Climbing out of their folding chairs, McDonald threw on a beekeeping jacket, hood and gloves. He reacts to bee stings and opts to avoid the welts.
Thanepohn, meanwhile, was in a T-shirt and jeans. He draped a mesh shroud over his head and called it good. The girls in the hive — and they are almost exclusively female by the end of summer — are most docile in the afternoon. He also prepped a fogger, a hand-held can-and-bellows that slow-burns wood shavings for smoke that’s used to mellow the bees.
Tools in hand, the pair pried open the hive boxes, lifting racks of comb and bees out for inspection.
Ungloved and unprotected, Thanepohn lifted one rack after another, each thick with bees, out of the hives.
The whole process took only a few minutes — extended to allow for the pictures you’re seeing in this magazine — and not a stinger was felt among the group. Bees swarmed and buzzed, angling to get back into the hives as rain spattered around the hillside.
Even with most of the honey either harvested or stored away for winter inside their combs, the smell from the hives was the rich, warm scent of wax and honey.
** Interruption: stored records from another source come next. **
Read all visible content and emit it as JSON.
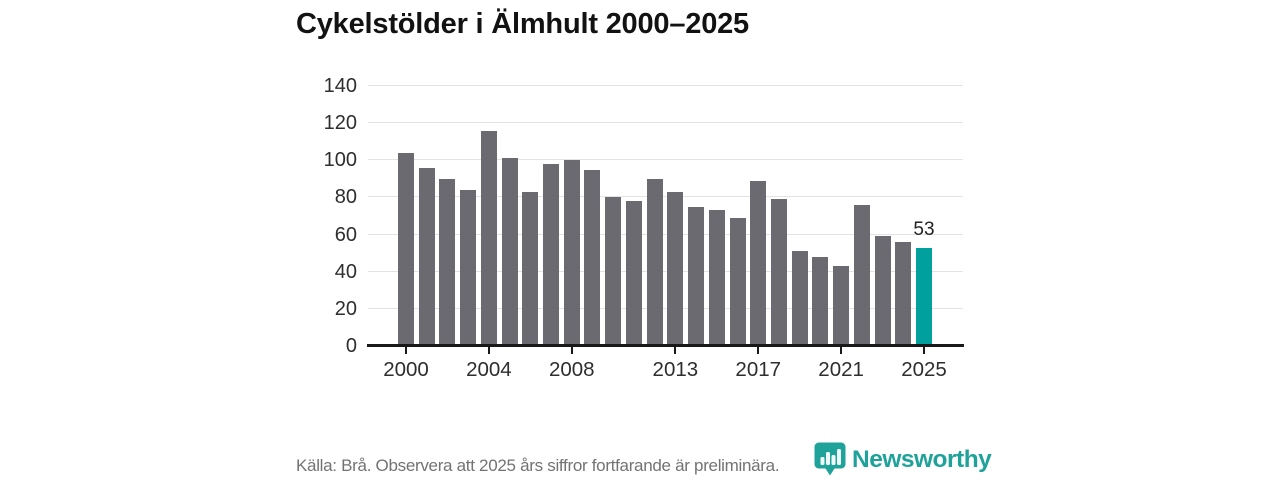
{
  "title": "Cykelstölder i Älmhult 2000–2025",
  "source_note": "Källa: Brå. Observera att 2025 års siffror fortfarande är preliminära.",
  "branding": {
    "name": "Newsworthy",
    "logo_icon": "bar-chart-pin-icon"
  },
  "colors": {
    "bar": "#6b6a71",
    "highlight": "#00a09e",
    "brand": "#1fa29a",
    "grid": "#e3e3e3",
    "axis": "#191919",
    "tick_text": "#2e2e2e",
    "title_text": "#121212",
    "muted_text": "#737373"
  },
  "chart_data": {
    "type": "bar",
    "title": "Cykelstölder i Älmhult 2000–2025",
    "categories": [
      "2000",
      "2001",
      "2002",
      "2003",
      "2004",
      "2005",
      "2006",
      "2007",
      "2008",
      "2009",
      "2010",
      "2011",
      "2012",
      "2013",
      "2014",
      "2015",
      "2016",
      "2017",
      "2018",
      "2019",
      "2020",
      "2021",
      "2022",
      "2023",
      "2024",
      "2025"
    ],
    "values": [
      104,
      96,
      90,
      84,
      116,
      101,
      83,
      98,
      100,
      95,
      80,
      78,
      90,
      83,
      75,
      73,
      69,
      89,
      79,
      51,
      48,
      43,
      76,
      59,
      56,
      53
    ],
    "highlight_index": 25,
    "highlight_label": "53",
    "x_tick_labels": [
      "2000",
      "2004",
      "2008",
      "2013",
      "2017",
      "2021",
      "2025"
    ],
    "x_tick_indices": [
      0,
      4,
      8,
      13,
      17,
      21,
      25
    ],
    "y_ticks": [
      0,
      20,
      40,
      60,
      80,
      100,
      120,
      140
    ],
    "ylim": [
      0,
      140
    ],
    "xlabel": "",
    "ylabel": "",
    "grid": true,
    "legend": false
  }
}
The hives were sealed, coats were removed. The electric fence was closed and powered on. It’s used to prevent bears from getting into the hives.
If you’re hoping to get a taste of the honey from those Dahlonega hives, you’re sort of out of luck.
The site is promised to Etowah Meadery, which also uses the hillside to grow pawpaws — a story of their own for another day — and figs.
The honey produced there is going to become Georgia’s first homegrown batch of mead. The beekeepers said the meadery is using the honey to brew session mead — a lightly carbonated beverage with a lower alcohol content more like beer than wine.
As of early October, the Bobbee MacBees batch was due in a few weeks.
If it’s anything like the rest of the honey churned out by the backyard beekeepers, better try to get your hands on it sooner rather than later.